Molti indizi puntano nella direzione di un ribasso di mercato

- 22/11/2013
Eviteremmo di entrare nella disputa, in voga a Wall Street, se la borsa sia o meno in una bolla. Dopotutto, è questione di definizioni, e comunque la si metta, il mercato è sopravvalutato, in ipercomprato, e cresciuto a fronte di un’economia che langue; e dipende dalla persistenza degli stimoli monetari della Fed.
Non è detto che il mercato debba trovarsi in una bolla per scendere. Di tutti i ribassi sperimentati dal 1929 in poi, soltanto nel 2000 e nel 2007 Wall Street era indiscutibilmente in una bolla. Tutti gli altri massimi di mercato sono stati registrati con un P/E compreso fra 18 e 21 volte gli utili riportati; rispetto ad una media storica pari a 15 volte in media, e a rilevazioni comprese fra 7 e 10 volte sui minimi di mercato. Sulla base dell’attuale chiusura di mercato il P/E si attesta a 20.6 volte: abbastanza per chiamare un potenziale massimo di mercato.
Il mercato si sta muovendo nervosamente, sulla base della mutevole percezione circa il tapering dello stimolo quantitativo della Fed. L’altro ieri, il mercato è piombato dopo il rilascio delle minute della Fed che indicavano che un certo numero di membri del FOMC ritenevano che il tapering dovesse avvenire prima che diventa evidente un definitivo miglioramento dell’economia. Prima d’ora, molti investitori hanno assunto che un ridimensionamento del QE sarebbe avvenuto soltanto dopo un decollo dell’economia; l’idea che il tapering si avvii in assenza di un reale miglioramento delle condizioni macro è troppo da sopportare, almeno nel breve periodo.
Ieri, tuttavia, quando è stato reso noto il sondaggio della Fed di Philadelphia, risultato molto più debole delle aspettative, i rendimenti sui titoli a 10 anni sono precipitati, e la borsa è schizzata sulla base della convinzione che probabilmente il tapering sarà ancora una volta rimandato. Questa è la condizione del mercato: tutto è riconducibile al QE, e poco o nulla altro importa. Il parallelo rispetto al 2000 o al 2007 non verte sull’eventualità di trovarci in una bolla; quanto sul fatto che il rialzo poggi su basi poco solide.
La borsa non è sostenuta dai fondamentali. La cosiddetta forza dell’economia si basa su assunzioni; non su dati concreti.

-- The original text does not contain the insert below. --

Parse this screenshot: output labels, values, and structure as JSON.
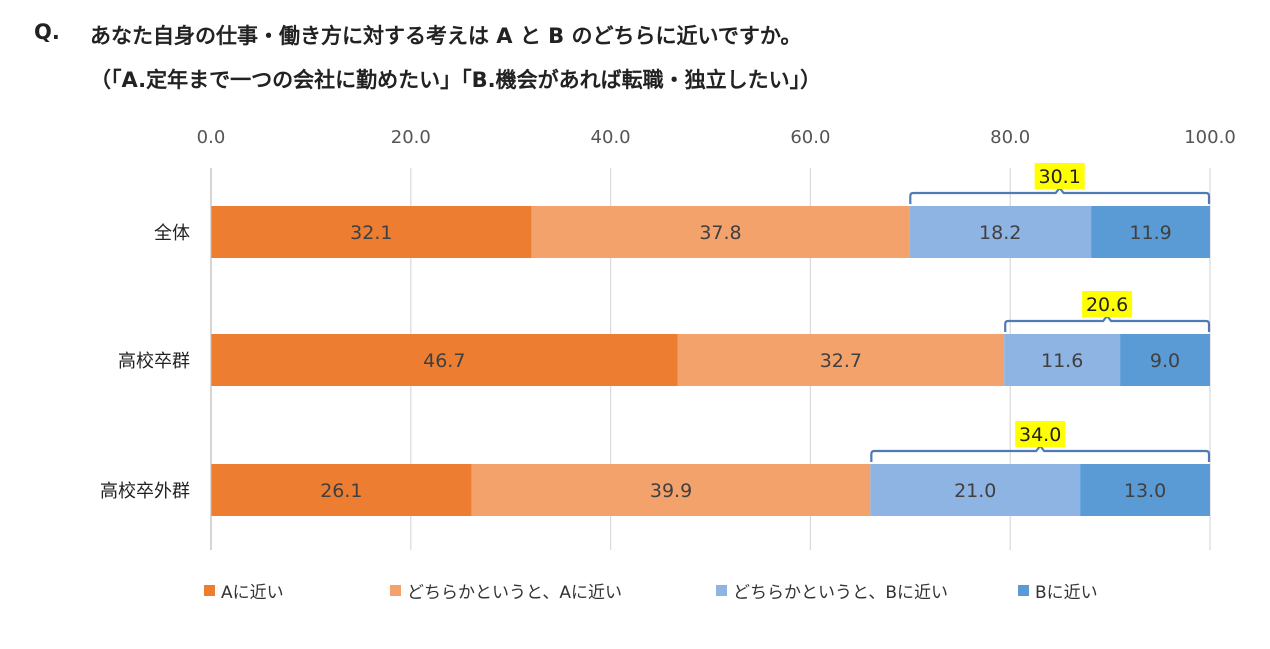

Ma le assunzioni si sono rivelate ottimistiche per tutti gli ultimi tre anni, e non vediamo come ciò possa cambiare. Negli ultimi dodici mesi il PIL è cresciuto dell’1.6%. Allo stesso modo, la spesa per consumi è salita dell’1.8%, e i redditi disponibili in termini reali dell’1.6%; malgrado i massicci stimoli monetari. Con il rimbalzo del tasso sui mutui, anche il settore edile sta per indebolirsi. La vendita di case esistenti ad ottobre è calata del 3%.
Anche l’analisi tecnica suggerisce che il mercato possa essere vulnerabile. L’ampiezza si va restringendo e non conferma i recenti massimi. Il numero di azioni sui massimi annuali ha toccato un picco a maggio e da allora punta verso il basso. Le azioni più scottanti sono state penalizzate negli ultimi giorni. Investors Intelligence fa registrare un 54% di Tori e il 16% di Orsi, indicando così una vistosa incertezza. Secondo Vanguard gli investitori sono esposti in borsa per il 57% del portafoglio: un dato superato negli ultimi vent’anni soltanto a fine anni Novanta e nel 2007. Un ribasso a questo punto non dovrebbe essere molto lontano.